Claremont Graduate University
Data Science Programming (IST 380)
Fall 2013

Hw #6: Forests (and clouds!)

Back to the IST380 homepage

HW 6 ~ due Tuesday, Mar. 26, 2013


(linked!)    Here are the in-class examples to make it easy to follow along...

In particular, after each comment is a block of examples -- you'll be able to copy-and-paste those into R's console in order to run them. You may need to install packages as they appear, too... .

As usual, for this assignment, please submit a zipped folder named that contains a few files: one named pr1.txt that includes your interactive session (or history) working through Chapter 13 of the Data Science book, entitled Word Perfect. That chapter guides you through a first-pass text analysis of Tweet data and then builds a word-cloud out of the terms.
Here is a full list of the files, including some extra-credit options:

  1. pr1.txt should be your history (or console) interactions for the book's Chapter 13. This introduces the tm (text mining) package to the R libraries we've used and shows some of its most important functions. For fun, it also introduces the wordcloud package!

    Also, include a file named pr1.R, which should have your definition for an R function named make_cloud, which should take in an input search term and then, following the suggestions and the functions in the chapter, it should create a wordcloud from Tweets gathered from that search term. This is the "challenge" posed at the end of the chapter.

    In addition, please include two (or more) image files with pictures of your textclouds from different search terms. [Optional] upto +5 points are available for adding artistic touches, such as color, to your word clouds (you may have to investigate the wordcloud documentation to do this...).

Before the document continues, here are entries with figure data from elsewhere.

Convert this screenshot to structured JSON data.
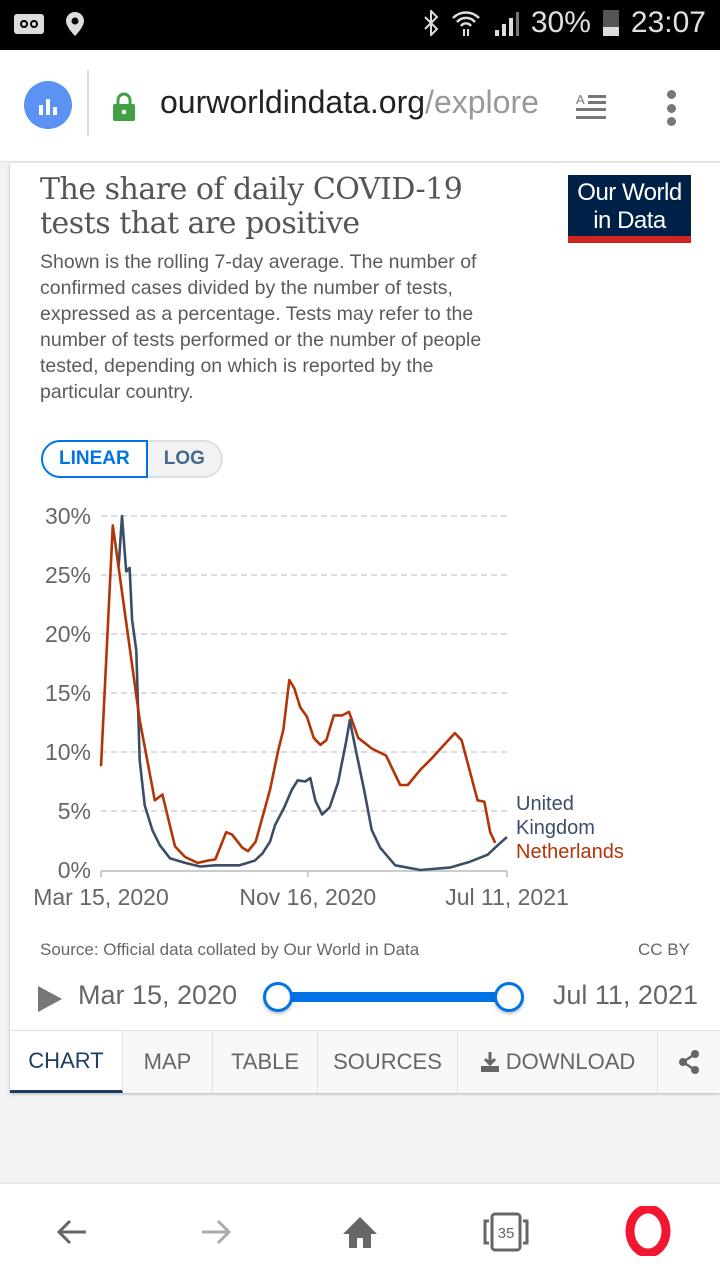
{
  "status_bar": {
    "battery": "30%",
    "time": "23:07",
    "icons": [
      "voicemail-icon",
      "location-pin-icon",
      "bluetooth-icon",
      "wifi-icon",
      "signal-icon",
      "battery-icon"
    ]
  },
  "browser": {
    "url_domain": "ourworldindata.org",
    "url_path": "/explore",
    "tabs_count": "35"
  },
  "card": {
    "title": "The share of daily COVID-19 tests that are positive",
    "subtitle": "Shown is the rolling 7-day average. The number of confirmed cases divided by the number of tests, expressed as a percentage. Tests may refer to the number of tests performed or the number of people tested, depending on which is reported by the particular country.",
    "logo_line1": "Our World",
    "logo_line2": "in Data",
    "scale_linear": "LINEAR",
    "scale_log": "LOG",
    "source": "Source: Official data collated by Our World in Data",
    "license": "CC BY",
    "timeline_start": "Mar 15, 2020",
    "timeline_end": "Jul 11, 2021",
    "tabs": [
      "CHART",
      "MAP",
      "TABLE",
      "SOURCES",
      "DOWNLOAD"
    ]
  },
  "colors": {
    "uk": "#3c4e66",
    "netherlands": "#b13507",
    "accent": "#0073e6",
    "logo_bg": "#002147",
    "logo_bar": "#ce261e"
  },
  "chart_data": {
    "type": "line",
    "title": "The share of daily COVID-19 tests that are positive",
    "xlabel": "",
    "ylabel": "",
    "x_unit": "days since Mar 15, 2020",
    "xlim": [
      0,
      483
    ],
    "ylim": [
      0,
      30
    ],
    "yticks": [
      0,
      5,
      10,
      15,
      20,
      25,
      30
    ],
    "ytick_labels": [
      "0%",
      "5%",
      "10%",
      "15%",
      "20%",
      "25%",
      "30%"
    ],
    "xticks": [
      0,
      246,
      483
    ],
    "xtick_labels": [
      "Mar 15, 2020",
      "Nov 16, 2020",
      "Jul 11, 2021"
    ],
    "grid": "horizontal dashed",
    "legend": "inline-right",
    "series": [
      {
        "name": "United Kingdom",
        "label_lines": [
          "United",
          "Kingdom"
        ],
        "color": "#3c4e66",
        "x": [
          21,
          25,
          30,
          34,
          37,
          42,
          46,
          52,
          61,
          70,
          82,
          100,
          118,
          136,
          165,
          183,
          192,
          201,
          207,
          218,
          227,
          234,
          243,
          249,
          255,
          263,
          272,
          282,
          292,
          296,
          303,
          313,
          322,
          332,
          350,
          380,
          415,
          439,
          460,
          472,
          483
        ],
        "y": [
          25.8,
          30.0,
          25.3,
          25.6,
          21.2,
          18.6,
          9.3,
          5.5,
          3.4,
          2.1,
          1.0,
          0.6,
          0.3,
          0.4,
          0.4,
          0.8,
          1.4,
          2.4,
          3.8,
          5.3,
          6.8,
          7.6,
          7.5,
          7.8,
          5.9,
          4.7,
          5.3,
          7.4,
          11.0,
          12.7,
          10.2,
          6.8,
          3.4,
          1.9,
          0.4,
          0.0,
          0.2,
          0.7,
          1.3,
          2.1,
          2.8
        ]
      },
      {
        "name": "Netherlands",
        "label_lines": [
          "Netherlands"
        ],
        "color": "#b13507",
        "x": [
          0,
          14,
          46,
          64,
          73,
          88,
          100,
          115,
          127,
          136,
          149,
          156,
          168,
          175,
          184,
          201,
          211,
          217,
          224,
          230,
          237,
          245,
          253,
          261,
          268,
          277,
          287,
          295,
          306,
          322,
          339,
          356,
          365,
          380,
          394,
          408,
          421,
          429,
          448,
          456,
          463,
          469
        ],
        "y": [
          8.8,
          29.2,
          12.7,
          5.9,
          6.4,
          2.0,
          1.1,
          0.6,
          0.8,
          0.9,
          3.2,
          3.0,
          1.9,
          1.6,
          2.4,
          6.8,
          10.2,
          11.9,
          16.1,
          15.4,
          13.8,
          13.0,
          11.2,
          10.6,
          11.0,
          13.1,
          13.1,
          13.4,
          11.2,
          10.3,
          9.7,
          7.2,
          7.2,
          8.5,
          9.5,
          10.6,
          11.6,
          11.0,
          5.9,
          5.8,
          3.2,
          2.3
        ]
      }
    ]
  }
}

  2. For problem 2, you will want to return to the Titanic-survivor dataset of a few weeks ago. It is linked here in train742.csv. For this week's assignment, however, you should use R's randomForest package to create a forest-based predictive model in pr2.R for whether or not a passenger would have survived the sinking of the Titanic. Your predictive model should
    • first remove from the dataset any columns that are not useful or usable - for example, the randomForest package will not handle categorical variables with more than 32 distinct levels, e.g., names.
    • change the data formatting so that it's as useful as possible, e.g., making sure the survived column is considered a factor variable! Other changes that are helpful to you are certainly welcome!
    • it should impute the NA variables with values, using the rfImpute functions, as we did with the iris data in class
    • Finally, it should create a random forest based on the Titanic data; then (either together or in a separate script) you should run that forest against the original data and indicate what percentage of the passengers it correctly classifies.